Unlike Gettysburg, the landscape here dominates the monuments. The Park Service interpretation is hands-on (and far more helpful than at Gettysburg).

The roads, farms, fields and many of the trees are still much as they were and in September, the same time of year as the battle, grasshoppers rustled through the stubble and the peevish shrieks of blue jays echoed in the woods.

At Sharpsburg, the ghosts are not laid to rest.
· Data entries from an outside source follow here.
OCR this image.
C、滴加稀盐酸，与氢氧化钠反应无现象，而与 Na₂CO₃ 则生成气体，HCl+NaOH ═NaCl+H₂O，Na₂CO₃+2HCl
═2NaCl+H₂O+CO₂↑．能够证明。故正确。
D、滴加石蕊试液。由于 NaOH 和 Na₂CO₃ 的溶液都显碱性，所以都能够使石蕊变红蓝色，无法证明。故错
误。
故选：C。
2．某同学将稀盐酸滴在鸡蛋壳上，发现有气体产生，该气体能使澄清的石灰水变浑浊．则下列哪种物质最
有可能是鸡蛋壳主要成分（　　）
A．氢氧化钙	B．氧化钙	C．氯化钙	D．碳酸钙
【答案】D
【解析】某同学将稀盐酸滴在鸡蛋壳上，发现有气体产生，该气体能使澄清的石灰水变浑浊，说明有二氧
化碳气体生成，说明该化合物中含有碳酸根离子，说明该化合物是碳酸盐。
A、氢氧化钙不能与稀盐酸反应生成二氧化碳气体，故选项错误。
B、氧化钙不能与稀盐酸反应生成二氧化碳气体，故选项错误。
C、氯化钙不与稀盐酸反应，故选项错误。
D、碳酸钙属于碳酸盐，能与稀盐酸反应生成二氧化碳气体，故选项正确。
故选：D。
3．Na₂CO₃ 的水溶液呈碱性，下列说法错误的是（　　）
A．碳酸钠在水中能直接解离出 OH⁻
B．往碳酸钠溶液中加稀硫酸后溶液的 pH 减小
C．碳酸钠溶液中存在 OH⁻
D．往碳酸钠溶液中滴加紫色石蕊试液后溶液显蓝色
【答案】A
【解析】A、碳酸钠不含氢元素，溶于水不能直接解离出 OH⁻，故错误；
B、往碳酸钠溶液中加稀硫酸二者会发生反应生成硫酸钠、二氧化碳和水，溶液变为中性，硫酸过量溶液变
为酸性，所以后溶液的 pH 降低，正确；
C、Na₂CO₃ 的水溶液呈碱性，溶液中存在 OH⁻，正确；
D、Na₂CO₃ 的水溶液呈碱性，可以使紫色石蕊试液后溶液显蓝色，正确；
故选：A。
I spent much of my time walking around the Cornfield, since the research I was engaged on was for a book featuring a member of the First Texas, but it was the Sunken Road that, unexpectedly to me, exuded sorrow. So much so that, entering this relatively short and shallow grass-lined trench, I felt tears come to my eyes and reacted in denial, greeting an Eastern Bluebird fluttering on a nearby snake fence with a too-loud "You're an Eastern Bluebird, aren't you? Yes, you are."

Because the feeling in that place was terrible.

I don't believe in the paranormal, but something happened to me in the Sunken Road that I can only accurately report and leave for others to explain. Now and then, as I walked, my feet felt burning hot. It was a warm day and I had sneakers on with warm socks but there was a contrast, a sudden heat. Once it happened near the monument that marks the spot where an officer fell.

It didn't happen at Gettysburg, or at Port Republic, or at any time since (and I've worn the same shoes and socks, in experiment).

I don't believe in ghosts -- I wouldn't be afraid of the spirits of Civil War soldiers anyway -- but if something does linger in the Road, I would not think it to be ghosts. Reflection; echo, channeled by the lay of the land. Memory. The pheromonal stain of death on death.

Or, of course, I may have imagined it all.